Des axes plus spécifiques peuvent être envisagés :

- la virilité, qu’elle soit éthique ou physique (puissance sexuelle et procréatrice), repose sur un modèle immuable et séculaire de puissance masculine, sur des codes dans lesquels les hommes, du moins un certain nombre, ne se reconnaissent plus. La virilité est-elle pour autant en voie de disparition ? De nouvelles virilités sont-elles possibles ?

- l’on pourrait aussi s’interroger, comme on a commencé de le faire, sur les représentations de l’homosexualité masculine, au fur et à mesure des évolutions sociales. Est-on fondé à voir dans la défense de la virilité homosexuelle une forme de rejet du machisme ?

- l’on travaillera également sur le regard porté sur le corps de l’homme. Comment l’homme est-il regardé ? Qu’en est-il du corps masculin et de l’objectivation des corps ? Quels espaces occupe-t-il dans les œuvres de fiction (littérature, peinture, images, films, sculpture, danse, etc.) ?

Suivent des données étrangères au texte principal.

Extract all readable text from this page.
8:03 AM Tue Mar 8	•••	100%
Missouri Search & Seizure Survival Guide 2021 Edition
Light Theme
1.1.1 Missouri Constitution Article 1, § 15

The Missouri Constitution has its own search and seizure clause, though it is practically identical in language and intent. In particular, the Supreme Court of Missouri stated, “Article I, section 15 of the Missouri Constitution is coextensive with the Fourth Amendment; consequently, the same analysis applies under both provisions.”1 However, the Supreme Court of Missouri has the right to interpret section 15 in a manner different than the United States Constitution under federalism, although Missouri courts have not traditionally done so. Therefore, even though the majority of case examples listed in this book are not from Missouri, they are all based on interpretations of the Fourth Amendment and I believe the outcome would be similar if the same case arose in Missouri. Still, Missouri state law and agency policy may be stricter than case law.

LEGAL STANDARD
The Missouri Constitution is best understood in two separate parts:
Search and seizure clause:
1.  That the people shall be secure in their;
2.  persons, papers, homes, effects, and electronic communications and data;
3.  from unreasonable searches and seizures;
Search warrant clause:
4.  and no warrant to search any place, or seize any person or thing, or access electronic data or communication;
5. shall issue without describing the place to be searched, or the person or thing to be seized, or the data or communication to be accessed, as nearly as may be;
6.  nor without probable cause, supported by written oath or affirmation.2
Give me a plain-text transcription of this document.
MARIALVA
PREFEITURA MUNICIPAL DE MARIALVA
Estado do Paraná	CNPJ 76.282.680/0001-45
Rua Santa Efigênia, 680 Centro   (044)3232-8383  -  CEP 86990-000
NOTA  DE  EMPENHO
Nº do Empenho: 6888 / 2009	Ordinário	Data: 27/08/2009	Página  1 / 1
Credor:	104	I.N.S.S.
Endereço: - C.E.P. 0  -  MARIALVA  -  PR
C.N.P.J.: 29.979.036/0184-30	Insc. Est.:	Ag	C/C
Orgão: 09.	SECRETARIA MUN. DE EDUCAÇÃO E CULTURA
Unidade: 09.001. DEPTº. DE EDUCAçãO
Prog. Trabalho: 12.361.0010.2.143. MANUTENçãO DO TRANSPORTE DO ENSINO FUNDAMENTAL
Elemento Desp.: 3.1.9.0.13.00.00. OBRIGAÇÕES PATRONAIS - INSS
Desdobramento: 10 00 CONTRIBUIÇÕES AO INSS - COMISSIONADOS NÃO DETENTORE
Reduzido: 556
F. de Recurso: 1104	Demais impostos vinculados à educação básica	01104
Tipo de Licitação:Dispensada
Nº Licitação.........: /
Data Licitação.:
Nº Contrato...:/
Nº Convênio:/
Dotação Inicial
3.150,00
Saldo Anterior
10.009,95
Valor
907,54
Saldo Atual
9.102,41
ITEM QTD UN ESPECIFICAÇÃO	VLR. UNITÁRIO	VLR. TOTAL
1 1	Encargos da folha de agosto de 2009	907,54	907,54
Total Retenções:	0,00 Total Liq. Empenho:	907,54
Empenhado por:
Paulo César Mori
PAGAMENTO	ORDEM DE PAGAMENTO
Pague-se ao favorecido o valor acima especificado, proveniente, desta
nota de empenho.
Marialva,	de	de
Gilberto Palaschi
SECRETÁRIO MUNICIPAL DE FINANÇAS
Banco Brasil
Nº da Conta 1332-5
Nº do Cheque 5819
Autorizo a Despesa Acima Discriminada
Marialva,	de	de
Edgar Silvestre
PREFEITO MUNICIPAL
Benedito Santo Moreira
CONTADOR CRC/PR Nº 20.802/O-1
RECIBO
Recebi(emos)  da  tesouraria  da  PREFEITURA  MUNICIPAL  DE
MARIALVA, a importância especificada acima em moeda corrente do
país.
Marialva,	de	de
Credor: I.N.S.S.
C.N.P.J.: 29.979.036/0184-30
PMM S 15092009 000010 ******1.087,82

Ces aspects, et bien d’autres encore, seront étudiés au travers des œuvres artistiques des hommes et des femmes. Si l’on considère que les identités se construisent et se transforment à chaque fois qu’elles se mettent en scène, ce qui revient à mettre en avant la dimension « performative » du genre (J. Butler), il sera particulièrement judicieux de s’intéresser à toutes les pratiques littéraires et artistiques (arts plastiques, danse, théâtre) qui, en questionnant le genre masculin/féminin, remettent en question les genres artistiques traditionnels, ce dispositif étant réversible bien évidemment.

PROGRAMME

MATIN

9h00 : Accueil des participants

9h15 : Quelques nouvelles, Nadia Mékouar-Hertzberg, Catherine Flepp

9h30  : Fátima Rodriguez : Brouiller les cartes : la transgression topographique de cinq graveuses argentines

10h00  : María Angeles Hermosilla Alvarez : Deconstruyendo el patriarcado : la imagen de las mujeres en la pintura de Pepe Cañete

10h30 : Débat-Pause

11h  : Séverine Hettinger : Masculinités et processus créatifs

11h30  : Béatrice Rodriguez et Christine Cadiot : Lecture poétique - Du père à la figure d’autrui

12h 00 : Débat général

12h30 : Repas offert

APRÈS-MIDI

14h00 : Sylvie Camet : Masculinité et territoires : la division genrée de l’espace

14h30 : Nathalie Narváez : L’idéal masculin décrit au féminin : les masculinités à l’œuvre dans les témoignages de femmes guatémaltèques et rwandaises

15h 00 : Débat général

16h00 : Représentation exceptionnelle en présence de l’auteur :

El enano en la botella – Le nain dans la bouteille

Abillio ESTEVEZ

(Lieu de la représentation : ENS, 45 rue d’Ulm, 75005 Paris)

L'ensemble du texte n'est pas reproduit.